Como él, las cientos de familias que pueblan la Colonia Nueva Esperanza deben luchar contra la falta de agua. Se llaman a sí mismos colonos. Son hombres y mujeres que poblaron el lugar hace más de 15 años, bajo la promesa de que allí se fomentaría un polo productivo. Algunos se dedican a la cría de cerdos, conejos y aves, que son faenados en el matadero del barrio. Otros viven de la basura.
Reclamo repetido
Otros, como Juan, quisieron desafiar la inclemencia y probaron con la plantación de frutales y eucaliptos. Resignado, muestra decenas de papeles. Denuncias a la Defensoría del Pueblo, reclamos a la Municipalidad y al Concejo Deliberante, todo prolijamente guardado en una carpeta. También enseña un artículo publicado en este mismo medio casi tres años atrás, donde denunciaba la falta de agua. “Después de la nota vinieron y arreglaron los caños –dice- pero la solución duró poco”.
En su momento, el municipio respondió al reclamo aduciendo que la plantación de eucaliptos no responde a un proyecto productivo, y que el agua debía destinarse a mejores fines.

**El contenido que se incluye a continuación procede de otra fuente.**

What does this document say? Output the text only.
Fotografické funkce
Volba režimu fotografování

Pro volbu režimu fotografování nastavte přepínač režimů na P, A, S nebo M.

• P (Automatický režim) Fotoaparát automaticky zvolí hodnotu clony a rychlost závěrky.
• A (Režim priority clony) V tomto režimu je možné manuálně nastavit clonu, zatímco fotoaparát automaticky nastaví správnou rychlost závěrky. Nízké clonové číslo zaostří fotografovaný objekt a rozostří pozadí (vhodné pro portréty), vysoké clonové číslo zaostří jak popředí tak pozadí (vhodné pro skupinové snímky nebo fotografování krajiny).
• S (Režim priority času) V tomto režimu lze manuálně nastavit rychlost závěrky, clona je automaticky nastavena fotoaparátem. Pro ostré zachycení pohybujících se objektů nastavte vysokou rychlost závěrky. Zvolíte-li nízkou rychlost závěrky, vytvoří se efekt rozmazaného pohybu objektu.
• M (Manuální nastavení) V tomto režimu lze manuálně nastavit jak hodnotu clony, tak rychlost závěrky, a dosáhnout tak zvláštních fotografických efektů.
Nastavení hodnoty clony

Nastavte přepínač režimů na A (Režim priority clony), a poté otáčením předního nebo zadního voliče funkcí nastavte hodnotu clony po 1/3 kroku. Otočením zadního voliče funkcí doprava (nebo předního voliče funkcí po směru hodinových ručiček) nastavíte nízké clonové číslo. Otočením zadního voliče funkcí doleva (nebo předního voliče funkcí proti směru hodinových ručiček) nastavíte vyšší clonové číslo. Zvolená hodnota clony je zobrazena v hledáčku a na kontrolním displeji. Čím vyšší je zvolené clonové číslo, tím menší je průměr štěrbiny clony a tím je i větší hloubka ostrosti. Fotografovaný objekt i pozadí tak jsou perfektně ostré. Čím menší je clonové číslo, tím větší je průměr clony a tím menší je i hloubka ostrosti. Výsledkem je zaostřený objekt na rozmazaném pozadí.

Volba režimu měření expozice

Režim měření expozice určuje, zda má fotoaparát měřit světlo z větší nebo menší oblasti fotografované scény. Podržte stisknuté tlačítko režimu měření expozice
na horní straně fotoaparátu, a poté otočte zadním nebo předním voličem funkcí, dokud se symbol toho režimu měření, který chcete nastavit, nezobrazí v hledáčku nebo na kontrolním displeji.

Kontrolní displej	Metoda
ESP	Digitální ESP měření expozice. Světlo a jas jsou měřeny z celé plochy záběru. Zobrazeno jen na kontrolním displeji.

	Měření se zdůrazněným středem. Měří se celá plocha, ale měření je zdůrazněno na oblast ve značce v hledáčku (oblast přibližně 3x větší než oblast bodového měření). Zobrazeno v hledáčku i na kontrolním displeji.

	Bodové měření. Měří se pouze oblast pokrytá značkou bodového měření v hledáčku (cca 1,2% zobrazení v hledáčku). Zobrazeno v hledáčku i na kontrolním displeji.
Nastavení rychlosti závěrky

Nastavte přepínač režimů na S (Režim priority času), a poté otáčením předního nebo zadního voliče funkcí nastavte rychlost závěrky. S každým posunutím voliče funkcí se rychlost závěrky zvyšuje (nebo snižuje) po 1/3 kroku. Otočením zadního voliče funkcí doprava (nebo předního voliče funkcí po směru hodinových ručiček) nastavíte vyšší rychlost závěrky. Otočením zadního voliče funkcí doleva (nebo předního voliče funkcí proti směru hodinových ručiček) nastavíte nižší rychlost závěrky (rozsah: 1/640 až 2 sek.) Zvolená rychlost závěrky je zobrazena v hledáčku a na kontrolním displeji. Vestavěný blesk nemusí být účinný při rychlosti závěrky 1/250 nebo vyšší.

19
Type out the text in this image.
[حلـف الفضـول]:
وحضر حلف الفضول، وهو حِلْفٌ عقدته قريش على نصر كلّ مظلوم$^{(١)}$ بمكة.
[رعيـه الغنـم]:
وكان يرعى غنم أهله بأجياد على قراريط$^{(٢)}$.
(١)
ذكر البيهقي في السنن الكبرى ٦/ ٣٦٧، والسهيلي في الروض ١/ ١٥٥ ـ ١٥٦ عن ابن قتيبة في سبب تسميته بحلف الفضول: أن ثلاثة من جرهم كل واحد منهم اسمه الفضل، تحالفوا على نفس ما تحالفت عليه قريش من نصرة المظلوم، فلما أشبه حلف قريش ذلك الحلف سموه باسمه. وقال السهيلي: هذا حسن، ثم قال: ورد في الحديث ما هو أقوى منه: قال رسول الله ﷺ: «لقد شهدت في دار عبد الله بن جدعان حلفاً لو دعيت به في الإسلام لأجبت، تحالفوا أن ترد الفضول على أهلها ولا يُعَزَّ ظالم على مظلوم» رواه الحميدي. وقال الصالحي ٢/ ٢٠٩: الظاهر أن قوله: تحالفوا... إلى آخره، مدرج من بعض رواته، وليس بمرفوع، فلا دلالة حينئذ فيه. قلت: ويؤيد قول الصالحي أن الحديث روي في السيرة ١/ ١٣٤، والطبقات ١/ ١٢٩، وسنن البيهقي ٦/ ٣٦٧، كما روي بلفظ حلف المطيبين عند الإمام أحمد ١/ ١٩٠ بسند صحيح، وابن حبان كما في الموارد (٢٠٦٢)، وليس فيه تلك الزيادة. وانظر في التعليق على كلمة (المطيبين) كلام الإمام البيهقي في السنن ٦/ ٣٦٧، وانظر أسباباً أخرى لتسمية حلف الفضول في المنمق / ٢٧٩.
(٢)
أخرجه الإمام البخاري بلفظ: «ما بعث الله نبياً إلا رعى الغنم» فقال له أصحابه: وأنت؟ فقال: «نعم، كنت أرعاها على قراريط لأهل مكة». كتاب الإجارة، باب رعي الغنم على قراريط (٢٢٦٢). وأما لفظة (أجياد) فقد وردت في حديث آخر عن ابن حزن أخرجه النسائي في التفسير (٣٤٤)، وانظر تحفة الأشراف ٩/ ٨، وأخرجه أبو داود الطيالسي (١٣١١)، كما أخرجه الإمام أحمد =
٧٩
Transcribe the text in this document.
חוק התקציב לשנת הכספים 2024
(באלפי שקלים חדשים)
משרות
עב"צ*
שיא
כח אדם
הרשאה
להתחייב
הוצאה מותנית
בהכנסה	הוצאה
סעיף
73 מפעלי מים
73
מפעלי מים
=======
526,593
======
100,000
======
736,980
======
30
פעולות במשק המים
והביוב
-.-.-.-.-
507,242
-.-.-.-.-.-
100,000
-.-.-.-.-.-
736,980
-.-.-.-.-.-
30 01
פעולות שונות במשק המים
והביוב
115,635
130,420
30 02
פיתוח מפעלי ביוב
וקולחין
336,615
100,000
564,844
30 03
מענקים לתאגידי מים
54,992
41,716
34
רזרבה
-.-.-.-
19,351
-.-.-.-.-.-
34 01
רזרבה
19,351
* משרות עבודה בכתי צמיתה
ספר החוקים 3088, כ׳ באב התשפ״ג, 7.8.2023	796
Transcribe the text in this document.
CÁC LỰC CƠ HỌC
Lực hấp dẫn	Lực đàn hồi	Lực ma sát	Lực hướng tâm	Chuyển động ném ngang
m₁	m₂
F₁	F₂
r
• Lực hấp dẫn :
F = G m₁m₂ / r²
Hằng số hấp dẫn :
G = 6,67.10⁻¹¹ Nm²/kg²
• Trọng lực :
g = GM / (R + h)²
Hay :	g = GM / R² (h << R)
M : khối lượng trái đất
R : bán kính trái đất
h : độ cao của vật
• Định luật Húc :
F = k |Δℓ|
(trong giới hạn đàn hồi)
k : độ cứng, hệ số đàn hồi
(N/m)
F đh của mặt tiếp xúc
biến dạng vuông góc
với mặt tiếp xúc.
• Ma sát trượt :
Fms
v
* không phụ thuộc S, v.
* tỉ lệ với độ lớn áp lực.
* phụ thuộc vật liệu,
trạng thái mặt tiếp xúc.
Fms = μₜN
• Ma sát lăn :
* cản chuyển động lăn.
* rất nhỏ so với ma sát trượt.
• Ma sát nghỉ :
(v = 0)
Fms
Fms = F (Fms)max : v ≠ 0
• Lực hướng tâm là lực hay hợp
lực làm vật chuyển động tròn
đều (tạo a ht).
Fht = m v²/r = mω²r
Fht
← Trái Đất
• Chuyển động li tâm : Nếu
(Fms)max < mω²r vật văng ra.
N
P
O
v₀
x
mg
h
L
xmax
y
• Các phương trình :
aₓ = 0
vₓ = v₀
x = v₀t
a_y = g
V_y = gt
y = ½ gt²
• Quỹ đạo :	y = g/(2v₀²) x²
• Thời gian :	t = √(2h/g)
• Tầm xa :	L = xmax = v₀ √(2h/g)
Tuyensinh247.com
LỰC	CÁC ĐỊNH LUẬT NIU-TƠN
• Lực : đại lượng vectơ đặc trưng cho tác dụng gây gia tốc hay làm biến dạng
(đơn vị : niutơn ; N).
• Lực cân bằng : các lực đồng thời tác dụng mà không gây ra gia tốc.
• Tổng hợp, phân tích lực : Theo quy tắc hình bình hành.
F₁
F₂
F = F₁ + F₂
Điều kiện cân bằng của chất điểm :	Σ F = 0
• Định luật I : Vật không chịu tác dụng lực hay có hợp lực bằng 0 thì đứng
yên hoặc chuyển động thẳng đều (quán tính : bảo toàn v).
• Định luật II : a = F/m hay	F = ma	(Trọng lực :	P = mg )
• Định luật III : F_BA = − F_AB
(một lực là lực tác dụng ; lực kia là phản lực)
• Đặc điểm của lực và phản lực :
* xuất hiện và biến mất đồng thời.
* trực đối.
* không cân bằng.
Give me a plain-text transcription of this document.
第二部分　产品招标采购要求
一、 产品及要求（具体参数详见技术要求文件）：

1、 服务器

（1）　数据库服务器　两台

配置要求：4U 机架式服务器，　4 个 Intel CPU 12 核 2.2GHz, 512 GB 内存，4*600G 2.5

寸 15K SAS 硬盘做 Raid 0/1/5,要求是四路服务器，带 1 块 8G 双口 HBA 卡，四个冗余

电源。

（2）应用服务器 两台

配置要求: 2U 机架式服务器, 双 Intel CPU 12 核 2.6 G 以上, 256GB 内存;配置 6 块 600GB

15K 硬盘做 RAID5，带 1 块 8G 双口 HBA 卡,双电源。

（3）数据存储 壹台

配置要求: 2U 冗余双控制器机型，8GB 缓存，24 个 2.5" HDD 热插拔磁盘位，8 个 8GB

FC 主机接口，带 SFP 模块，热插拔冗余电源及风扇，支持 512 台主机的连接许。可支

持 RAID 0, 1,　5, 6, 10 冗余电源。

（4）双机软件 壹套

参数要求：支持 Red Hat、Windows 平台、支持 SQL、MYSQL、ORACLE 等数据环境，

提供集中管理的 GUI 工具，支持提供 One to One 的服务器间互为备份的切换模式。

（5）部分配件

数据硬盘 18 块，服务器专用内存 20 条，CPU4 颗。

“No entienden que los árboles son vida, que forman parte de nuestro entorno”, se queja Juan, mientras rompe las ramas secas de un arbolito que tardó años en crecer. “Allá –señala al Este- tenía toda una hilera que se quemó. Servía para delimitar la esquina, e iba paralela a la calle”. Donde Juan ve esquinas y calles, los ojos acostumbrados al paisaje urbano sólo reconocen tierra y arcilla, dividida por precarios alambrados y algún que otro sendero de ripio.
En la entrada de su casa tiene seis o siete barriles de los que se usan para transportar combustibles. Allí vuelca el agua que trae del centro neuquino. De los recipientes salen decenas de caños. “La presión no alcanza –cuenta Juan-, apenas puedo regar algunos metros”.
La Municipalidad prometió hacerle una cisterna. Incluso se cavó un pozo de medio metro de profundidad que nunca fue completado.
Gobernar es poblar
Si bien hace 15 años que Juan posee la tenencia precaria de sus 2,5 hectáreas en la Colonia Nueva Esperanza, llegó a Neuquén 45 años atrás. “Yo soy albañil –cuenta-. A nosotros nos traían acá sin techo. Dormíamos en carpa. Trabajábamos haciendo changas. Recuerdo que en el centro había colgado un cartel enorme que llamaba a poblar la Patagonia. Incluso nos mandaban a plantar árboles”.
El dolor de ver secar sus eucaliptos se duplica. Son los mismos árboles con los que pobló su tierra, con los que marcó su territorio. Son los árboles de la pertenencia. “Tienen que ver con la vida”, insiste, haciendo enérgicos gestos con sus manos gastadas.
“Son 15 años de trabajo, son 45 mil pesos invertidos, son horas y horas de trabajo. Todo eso tirado a la basura”, dice Juan, en una gélida mañana. El viento seca la cara y congela las manos. “El frío es duro acá arriba, pero no te imaginas lo que es en verano. No tenemos ni una sola sombra”, se queja. El sueño del agua sigue truncado en la Colonia Nueva Esperanza.
A algunos minutos del centro neuquino, a pocos kilómetros de los dos ríos, a sólo metros de las cigüeñas, de las perforaciones, de las camionetas cuatro por cuatro, las plantas de Juan –eucaliptos que no generan riqueza, que sólo prestan reparo del viento y del sol- se secan, irremediablemente.